Early Release

This evaluator reflects early-stage work. We’re continuously improving its accuracy and reliability.

Requirements

To run the Sentence Structure Evaluator, you need the Python code, which runs the entire workflow. The code includes several components:
  • Two Python functions to conduct sentence analysis. These functions work together to do the following:
    • The first function calculates statistics such as the number of sentences and words using the Python library textstat. It then feeds these statistics into an LLM, which uses the ground truth data to compute additional text features such as the number of sentences by sentence type, the number of subordinate clauses, etc.
    • The second function deterministically normalizes those statistics. We split out this step because the LLM can produce inconsistent results for normalized statistics.
  • The prompts to assign complexity. This takes the text, grade level, and sentence statistics as input, and produces a score of the text’s sentence structure complexity for a particular grade.
  • A model and temperature setting. We found this to be the most accurate:
    • Model: gpt-4o
    • Temperature: 0

Running the evaluator

  1. We recommend copying the sentence structure evaluation workflow into your notebook environment (e.g.
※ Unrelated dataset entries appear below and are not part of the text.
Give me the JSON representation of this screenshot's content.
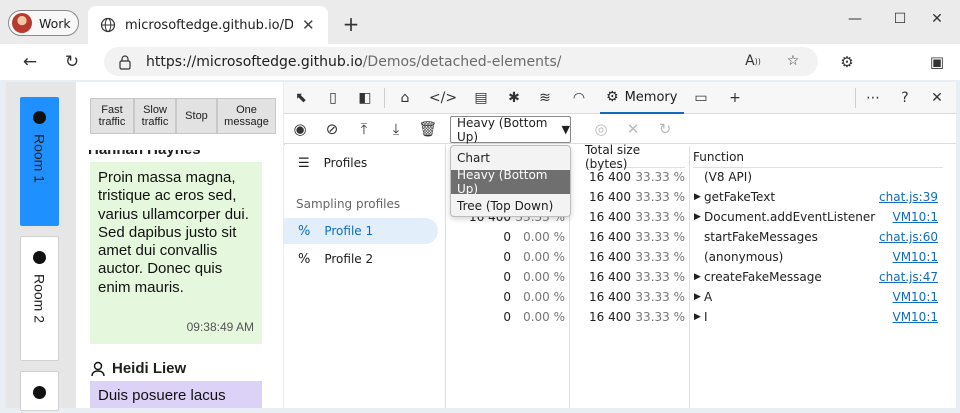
{
  "browser": {
    "profile_label": "Work",
    "tab_title": "microsoftedge.github.io/Demos/detached-elements/",
    "url_scheme": "https://",
    "url_host": "microsoftedge.github.io",
    "url_path": "/Demos/detached-elements/"
  },
  "page": {
    "rooms": [
      {
        "label": "Room 1"
      },
      {
        "label": "Room 2"
      }
    ],
    "buttons": {
      "fast": "Fast traffic",
      "slow": "Slow traffic",
      "stop": "Stop",
      "one": "One message"
    },
    "messages": [
      {
        "author": "Hannah Haynes",
        "text": "Proin massa magna, tristique ac eros sed, varius ullamcorper dui. Sed dapibus justo sit amet dui convallis auctor. Donec quis enim mauris.",
        "time": "09:38:49 AM"
      },
      {
        "author": "Heidi Liew",
        "text": "Duis posuere lacus"
      }
    ]
  },
  "devtools": {
    "memory_tab": "Memory",
    "view_select": "Heavy (Bottom Up)",
    "view_options": [
      "Chart",
      "Heavy (Bottom Up)",
      "Tree (Top Down)"
    ],
    "sidebar": {
      "profiles": "Profiles",
      "heading": "Sampling profiles",
      "items": [
        "Profile 1",
        "Profile 2"
      ]
    },
    "columns": {
      "total": "Total size (bytes)",
      "function": "Function"
    },
    "rows": [
      {
        "self": "",
        "self_pct": "",
        "total": "16 400",
        "total_pct": "33.33 %",
        "arrow": "",
        "fn": "(V8 API)",
        "link": ""
      },
      {
        "self": "",
        "self_pct": "",
        "total": "16 400",
        "total_pct": "33.33 %",
        "arrow": "▶",
        "fn": "getFakeText",
        "link": "chat.js:39"
      },
      {
        "self": "16 400",
        "self_pct": "33.33 %",
        "total": "16 400",
        "total_pct": "33.33 %",
        "arrow": "▶",
        "fn": "Document.addEventListener",
        "link": "VM10:1"
      },
      {
        "self": "0",
        "self_pct": "0.00 %",
        "total": "16 400",
        "total_pct": "33.33 %",
        "arrow": "",
        "fn": "startFakeMessages",
        "link": "chat.js:60"
      },
      {
        "self": "0",
        "self_pct": "0.00 %",
        "total": "16 400",
        "total_pct": "33.33 %",
        "arrow": "",
        "fn": "(anonymous)",
        "link": "VM10:1"
      },
      {
        "self": "0",
        "self_pct": "0.00 %",
        "total": "16 400",
        "total_pct": "33.33 %",
        "arrow": "▶",
        "fn": "createFakeMessage",
        "link": "chat.js:47"
      },
      {
        "self": "0",
        "self_pct": "0.00 %",
        "total": "16 400",
        "total_pct": "33.33 %",
        "arrow": "▶",
        "fn": "A",
        "link": "VM10:1"
      },
      {
        "self": "0",
        "self_pct": "0.00 %",
        "total": "16 400",
        "total_pct": "33.33 %",
        "arrow": "▶",
        "fn": "I",
        "link": "VM10:1"
      }
    ]
  }
}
Jupyter notebook, Databricks notebook, etc).
  2. Then, provide all data to be evaluated as a dataframe, and run the workflow.
If you prefer to run by function:
  1. Run the Python function that calculates initial text statistics.
  2. Run the Python function that normalizes text statistics from step 1.
  3. Using the statistics produced in step 2, make an API call to gpt-4o using the prompts that assign complexity.

Choosing test passages

As you choose texts to test, keep in mind:
  • Personal data: Use only anonymous, general-purpose, informational text. Never use student information, real-world personal data, or any content subject to privacy regulations such as FERPA, COPPA, HIPAA, or GDPR.
  • Grade level: This evaluator was tested on AI-generated informational texts for grades 3-4. It might not be as reliable for texts meant for lower or higher grades.
  • Passage length: We tested with texts that range between approximately 100 to 200 words (max 1200 characters). We recommend evaluating passages that fall within this range.
Run multiple times.We recommend repeating these steps 3 times per text passage to smooth over any errors the LLM might make
Run sentence analysis in two functions and complexity assignment in a separate prompt.We split the evaluation into multiple stages because the evaluator can get confused when the stages are combined.
Apply a voting mechanism.
Because LLMs can return different results for the same input, even when their temperature settings are low, we recommend running the evaluation 3x for each input and treating each complexity rating as a “vote” towards the true rating. You may want to try a higher number of runs for even greater confidence in the LLM’s output.